En la cola de Europa, países como Turquía, Bulgaria y Montenegro aún están sentando las bases para la adopción generalizada de la IA. La menor competencia digital, la infraestructura deficiente y la escasez de mano de obra en el sector de las TIC influyen en esta situación.

Cerrar la brecha con los líderes probablemente requerirá una inversión sostenida a largo plazo, no resultados inmediatos.
Conclusiones clave
La conclusión más clara de esta clasificación es que Europa no avanza en una sola dirección. La brecha entre líderes como Dinamarca y los países que se encuentran al final de la tabla refleja años de inversión en infraestructura, educación y políticas públicas. Reducir estas diferencias lleva tiempo.

Pero los datos de crecimiento cuentan una historia más dinámica. Lituania y Estonia están combinando una sólida base digital con una rápida adopción de la IA y la nube, comprimiendo en un plazo mucho más corto lo que a las economías más maduras les llevó una década.
Rumania y Serbia también merecen atención. Sus tasas de crecimiento en la adopción de la IA y el análisis de datos destacan, aunque todavía se encuentren en la mitad de la tabla general.

Para las mayores economías europeas, el desafío es diferente. Alemania y Francia cuentan con los recursos y la capacidad industrial, pero la adopción empresarial ha sido más lenta y menos consistente. A medida que la IA se integra cada vez más en las cadenas de suministro globales y los procesos empresariales, esta lenta adopción podría empezar a tener consecuencias económicas reales.
Las herramientas de IA basadas en la nube están reduciendo las barreras de entrada
También se está produciendo un cambio estructural.

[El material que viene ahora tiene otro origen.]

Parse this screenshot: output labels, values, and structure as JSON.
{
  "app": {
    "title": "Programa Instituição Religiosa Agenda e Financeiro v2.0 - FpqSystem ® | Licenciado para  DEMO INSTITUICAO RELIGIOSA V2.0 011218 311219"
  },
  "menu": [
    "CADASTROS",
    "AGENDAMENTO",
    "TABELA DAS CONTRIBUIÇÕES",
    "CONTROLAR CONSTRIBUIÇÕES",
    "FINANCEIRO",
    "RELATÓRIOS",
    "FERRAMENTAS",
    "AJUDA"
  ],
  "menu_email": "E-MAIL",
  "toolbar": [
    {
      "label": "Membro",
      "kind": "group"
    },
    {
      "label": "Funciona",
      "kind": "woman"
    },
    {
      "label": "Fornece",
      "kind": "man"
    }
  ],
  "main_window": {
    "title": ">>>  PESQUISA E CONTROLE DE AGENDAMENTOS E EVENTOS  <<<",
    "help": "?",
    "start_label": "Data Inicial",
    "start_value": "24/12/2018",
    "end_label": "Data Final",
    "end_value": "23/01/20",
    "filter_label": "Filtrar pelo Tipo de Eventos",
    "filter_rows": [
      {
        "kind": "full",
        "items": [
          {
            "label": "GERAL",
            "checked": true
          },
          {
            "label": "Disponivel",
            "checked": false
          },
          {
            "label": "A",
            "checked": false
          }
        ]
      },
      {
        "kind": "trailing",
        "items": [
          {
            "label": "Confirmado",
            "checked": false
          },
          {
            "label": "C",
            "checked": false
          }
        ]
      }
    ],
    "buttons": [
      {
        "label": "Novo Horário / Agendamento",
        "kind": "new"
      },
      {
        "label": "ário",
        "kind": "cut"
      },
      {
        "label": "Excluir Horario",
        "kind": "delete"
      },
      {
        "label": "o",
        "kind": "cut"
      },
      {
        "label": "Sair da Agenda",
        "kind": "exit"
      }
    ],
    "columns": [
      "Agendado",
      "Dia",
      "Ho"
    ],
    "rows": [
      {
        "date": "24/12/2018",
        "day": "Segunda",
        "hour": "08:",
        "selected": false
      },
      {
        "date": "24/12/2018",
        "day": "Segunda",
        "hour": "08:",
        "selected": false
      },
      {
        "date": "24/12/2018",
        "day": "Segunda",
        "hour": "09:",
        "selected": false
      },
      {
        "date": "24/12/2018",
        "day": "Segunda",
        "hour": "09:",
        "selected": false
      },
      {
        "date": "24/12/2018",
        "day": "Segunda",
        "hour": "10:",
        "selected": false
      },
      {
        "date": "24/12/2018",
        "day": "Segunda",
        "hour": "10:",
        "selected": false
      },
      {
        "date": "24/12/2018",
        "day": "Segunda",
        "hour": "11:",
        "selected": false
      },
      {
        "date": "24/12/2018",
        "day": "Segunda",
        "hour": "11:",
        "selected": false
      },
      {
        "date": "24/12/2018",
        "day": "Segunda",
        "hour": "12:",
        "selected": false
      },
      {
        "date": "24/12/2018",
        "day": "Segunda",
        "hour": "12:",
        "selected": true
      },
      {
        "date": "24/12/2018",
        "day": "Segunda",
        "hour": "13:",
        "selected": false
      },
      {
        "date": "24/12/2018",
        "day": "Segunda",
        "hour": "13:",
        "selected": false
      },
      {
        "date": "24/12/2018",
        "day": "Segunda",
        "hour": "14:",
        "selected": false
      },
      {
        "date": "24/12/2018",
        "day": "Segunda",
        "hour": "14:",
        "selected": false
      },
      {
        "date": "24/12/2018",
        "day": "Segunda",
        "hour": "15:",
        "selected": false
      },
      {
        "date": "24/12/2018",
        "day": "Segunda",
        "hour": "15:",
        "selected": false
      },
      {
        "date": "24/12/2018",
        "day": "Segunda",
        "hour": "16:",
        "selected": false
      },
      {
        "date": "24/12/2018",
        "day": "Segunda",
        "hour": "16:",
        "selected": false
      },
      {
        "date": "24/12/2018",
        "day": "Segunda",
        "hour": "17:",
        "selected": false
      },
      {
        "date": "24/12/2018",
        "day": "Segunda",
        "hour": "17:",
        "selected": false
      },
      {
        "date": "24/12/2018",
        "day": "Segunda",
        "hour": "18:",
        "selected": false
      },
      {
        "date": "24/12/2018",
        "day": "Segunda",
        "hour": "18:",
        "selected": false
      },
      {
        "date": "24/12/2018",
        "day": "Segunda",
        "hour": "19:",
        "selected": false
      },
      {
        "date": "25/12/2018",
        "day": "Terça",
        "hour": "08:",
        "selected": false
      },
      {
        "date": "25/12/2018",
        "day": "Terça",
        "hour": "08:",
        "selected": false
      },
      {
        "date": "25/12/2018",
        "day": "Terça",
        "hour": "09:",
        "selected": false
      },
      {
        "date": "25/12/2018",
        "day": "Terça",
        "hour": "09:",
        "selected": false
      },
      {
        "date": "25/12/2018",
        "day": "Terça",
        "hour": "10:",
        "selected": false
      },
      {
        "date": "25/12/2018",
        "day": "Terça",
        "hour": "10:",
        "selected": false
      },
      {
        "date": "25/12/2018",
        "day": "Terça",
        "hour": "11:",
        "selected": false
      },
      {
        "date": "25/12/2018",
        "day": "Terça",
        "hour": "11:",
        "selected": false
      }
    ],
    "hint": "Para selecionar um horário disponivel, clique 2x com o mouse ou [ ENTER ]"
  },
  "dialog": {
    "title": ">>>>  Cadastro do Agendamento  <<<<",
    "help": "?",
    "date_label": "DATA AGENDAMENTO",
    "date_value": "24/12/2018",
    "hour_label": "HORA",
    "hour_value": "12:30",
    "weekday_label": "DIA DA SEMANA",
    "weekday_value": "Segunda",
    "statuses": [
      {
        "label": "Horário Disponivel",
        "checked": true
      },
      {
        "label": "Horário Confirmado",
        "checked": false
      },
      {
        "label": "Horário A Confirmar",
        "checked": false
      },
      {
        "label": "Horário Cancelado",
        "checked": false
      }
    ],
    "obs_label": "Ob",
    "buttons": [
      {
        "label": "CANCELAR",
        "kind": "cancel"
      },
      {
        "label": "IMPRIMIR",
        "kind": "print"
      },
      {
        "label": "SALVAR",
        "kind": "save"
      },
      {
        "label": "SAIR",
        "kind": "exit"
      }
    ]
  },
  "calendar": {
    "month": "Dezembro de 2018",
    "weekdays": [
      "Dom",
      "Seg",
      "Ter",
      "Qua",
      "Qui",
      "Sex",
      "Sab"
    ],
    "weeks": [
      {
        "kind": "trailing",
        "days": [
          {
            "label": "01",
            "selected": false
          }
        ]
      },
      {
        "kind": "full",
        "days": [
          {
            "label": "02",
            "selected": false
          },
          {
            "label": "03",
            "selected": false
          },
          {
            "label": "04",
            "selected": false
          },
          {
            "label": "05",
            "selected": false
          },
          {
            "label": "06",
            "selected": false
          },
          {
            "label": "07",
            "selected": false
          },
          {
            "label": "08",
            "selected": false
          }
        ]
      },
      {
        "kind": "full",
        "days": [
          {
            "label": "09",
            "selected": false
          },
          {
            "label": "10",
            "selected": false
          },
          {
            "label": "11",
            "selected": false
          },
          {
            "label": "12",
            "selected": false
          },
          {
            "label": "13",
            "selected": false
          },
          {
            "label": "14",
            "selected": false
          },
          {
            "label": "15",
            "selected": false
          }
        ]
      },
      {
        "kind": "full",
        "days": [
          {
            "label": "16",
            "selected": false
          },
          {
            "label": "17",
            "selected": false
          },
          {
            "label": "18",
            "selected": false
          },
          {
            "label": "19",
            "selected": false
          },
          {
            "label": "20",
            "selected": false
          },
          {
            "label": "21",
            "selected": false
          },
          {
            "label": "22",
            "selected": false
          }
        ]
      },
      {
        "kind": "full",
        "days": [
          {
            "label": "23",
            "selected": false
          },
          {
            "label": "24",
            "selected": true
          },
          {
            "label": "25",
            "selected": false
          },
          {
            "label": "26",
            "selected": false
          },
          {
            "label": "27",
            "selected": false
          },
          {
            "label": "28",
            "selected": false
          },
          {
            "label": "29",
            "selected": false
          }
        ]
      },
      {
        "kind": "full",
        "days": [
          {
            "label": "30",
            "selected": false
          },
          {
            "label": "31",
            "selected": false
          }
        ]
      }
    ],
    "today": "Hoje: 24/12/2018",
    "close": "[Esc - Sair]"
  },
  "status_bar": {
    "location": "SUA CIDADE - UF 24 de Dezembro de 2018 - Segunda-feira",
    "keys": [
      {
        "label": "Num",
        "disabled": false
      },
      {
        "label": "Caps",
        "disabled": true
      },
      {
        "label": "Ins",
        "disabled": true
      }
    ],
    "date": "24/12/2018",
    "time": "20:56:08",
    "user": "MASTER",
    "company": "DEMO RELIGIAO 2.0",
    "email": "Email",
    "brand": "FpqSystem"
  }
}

Las herramientas de IA basadas en la nube están reduciendo las barreras de entrada, facilitando que los países más pequeños o con menor desarrollo digital se pongan al día.
Las iniciativas a nivel de la UE (programas de financiación, marcos regulatorios como la Ley de IA) están influyendo en la rapidez con la que las empresas adoptan estas tecnologías. Esta combinación implica que la brecha entre líderes y seguidores podría reducirse con el tiempo. Pero esto no sucederá automáticamente.